What Happens to Chegg When We "Disrupt" the Textbook Industry?

It's still not clear what Apple will announce at its big "education event" on Thursday. But no matter the outcome, it seems clear that the world of textbooks is changing. How will this influence the textbook rental giant Chegg?

January 17, 2012

All eyes are on Cupertino this week -- well, New York this time actually -- for an announcement from Apple that will purportedly deal with digital textbooks. More on that from me later, as I'll be reporting from the event.

Speculation about what Apple will do aside, there's been some certitude that the world of textbooks and educational content will be digital -- if not now, then soon. And while that might bode well for the new app economy, while it might making sharing, collaboration, and distribution easier, it might spell the end of plenty of "brick and mortar" textbook stores.
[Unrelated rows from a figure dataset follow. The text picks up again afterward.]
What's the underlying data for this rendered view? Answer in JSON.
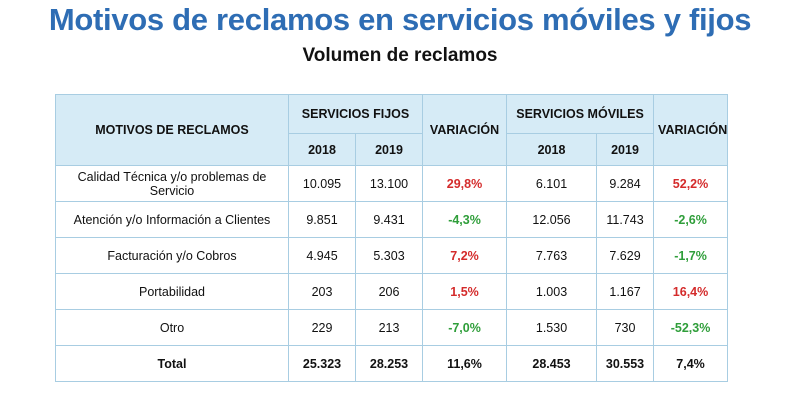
{
  "title": "Motivos de reclamos en servicios móviles y fijos",
  "subtitle": "Volumen de reclamos",
  "colors": {
    "title": "#2e6db4",
    "header_bg": "#d6ebf6",
    "border": "#a8cde2",
    "increase": "#d42b2b",
    "decrease": "#2f9e3a"
  },
  "table": {
    "header": {
      "reason": "MOTIVOS DE RECLAMOS",
      "fixed_group": "SERVICIOS FIJOS",
      "variation_fixed": "VARIACIÓN",
      "mobile_group": "SERVICIOS MÓVILES",
      "variation_mobile": "VARIACIÓN",
      "fixed_2018": "2018",
      "fixed_2019": "2019",
      "mobile_2018": "2018",
      "mobile_2019": "2019"
    },
    "rows": [
      {
        "reason": "Calidad Técnica y/o problemas de Servicio",
        "fixed_2018": "10.095",
        "fixed_2019": "13.100",
        "fixed_var": "29,8%",
        "fixed_var_trend": "up",
        "mobile_2018": "6.101",
        "mobile_2019": "9.284",
        "mobile_var": "52,2%",
        "mobile_var_trend": "up"
      },
      {
        "reason": "Atención y/o Información a Clientes",
        "fixed_2018": "9.851",
        "fixed_2019": "9.431",
        "fixed_var": "-4,3%",
        "fixed_var_trend": "down",
        "mobile_2018": "12.056",
        "mobile_2019": "11.743",
        "mobile_var": "-2,6%",
        "mobile_var_trend": "down"
      },
      {
        "reason": "Facturación y/o Cobros",
        "fixed_2018": "4.945",
        "fixed_2019": "5.303",
        "fixed_var": "7,2%",
        "fixed_var_trend": "up",
        "mobile_2018": "7.763",
        "mobile_2019": "7.629",
        "mobile_var": "-1,7%",
        "mobile_var_trend": "down"
      },
      {
        "reason": "Portabilidad",
        "fixed_2018": "203",
        "fixed_2019": "206",
        "fixed_var": "1,5%",
        "fixed_var_trend": "up",
        "mobile_2018": "1.003",
        "mobile_2019": "1.167",
        "mobile_var": "16,4%",
        "mobile_var_trend": "up"
      },
      {
        "reason": "Otro",
        "fixed_2018": "229",
        "fixed_2019": "213",
        "fixed_var": "-7,0%",
        "fixed_var_trend": "down",
        "mobile_2018": "1.530",
        "mobile_2019": "730",
        "mobile_var": "-52,3%",
        "mobile_var_trend": "down"
      },
      {
        "reason": "Total",
        "fixed_2018": "25.323",
        "fixed_2019": "28.253",
        "fixed_var": "11,6%",
        "fixed_var_trend": "plain",
        "mobile_2018": "28.453",
        "mobile_2019": "30.553",
        "mobile_var": "7,4%",
        "mobile_var_trend": "plain"
      }
    ]
  }
}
But will it spell the end of Chegg, the online textbook rental giant?

A bit of trivia: Chegg was originally named Textbookflix.com, but changed its name to Chegg in 2007. The word is a combination of "chicken" and "egg" -- as in "what came first?"

What came first for Chegg was building a massive textbook rental distribution system (printed textbooks, I should add). While not a "chicken and egg" problem per se, the idea of building a company on renting printed textbooks does seem a little bit of a "dinosaur egg" sort of effort. You might hatch a huge beast, but will evolution outpace it?

Chegg claims to offer students a cheaper and more convenient way to acquire their textbooks by renting them online. Books are mailed to students for the duration of the semester (along with return shipping labels) for a savings (according to Chegg) of about 60% over the cost of buying a new book. But with the push for e-books and online resources, is there a future in printed textbook rentals? (And we need only look to the struggles that public libraries and Amazon are having in coming up with agreements over what e-book lending looks like to see that digital rentals may not be the easiest path forward, even if Chegg does make that switch.)

But the company does have a decent runway as it is extraordinarily well-funded (Crunchbase puts its total investment at $219 million). Over the last 18 months or so, it's used those reserves to acquire a number of Web startups: CourseRank, Cramster, Notehall, Student of Fortune, Zinch, and most recently 3D3R Software Studio. Those startups offer course recommendations, note-sharing, study guides, and tutoring services, among other things. When integrated into the Chegg system, these services do help feed the textbook rental part of the business; but it's clear too that Chegg is diversifying beyond its core.

Doing so means that Chegg aims to become a destination site or portal for a range of college students' needs related to their courses -- and not just the need for books at the beginning of every semester. It's not clear, however, that the Chegg brand is strong enough for that. Although students may be likely to shop around for their textbooks, looking beyond the campus bookstore for the best deal, that doesn't mean that they necessarily see Chegg as the place to shop. A more likely e-commerce destination may be Amazon, of course. A more likely place to look for notes on a class may be Google (to start the search at least). And a more likely place to turn for course recommendations may be friends (and Facebook).

But Chegg says that as it gathers data on students -- based in part by tying in to students' Facebook profiles -- it will be able to make better recommendations according to its "education graph." With Facebook profile data alone, Chegg will be able to ascertain where a student lives, where they attend school, and so on. With purchasing and rental data, Chegg could be able to offer suggestions on courses, books, and study aides.

But the wildcard here does remain the publishing industry and what will happen (Thursday at the Apple event and beyond) with digital textbooks. In one of my 2012 ed-tech predictions, I predicted that Chegg would acquire an e-book distributor or app -- something akin to Kno perhaps (the two companies actually share a founder in Osman Rashid). Of course, college students have been fairly lukewarm to digital textbooks, and it could be we're off-base predicting the death of the printed textbook.

But as the textbook industry changes and as Amazon becomes an important e-commerce site and mobile hardware supplier, the future of Chegg will be interesting to watch.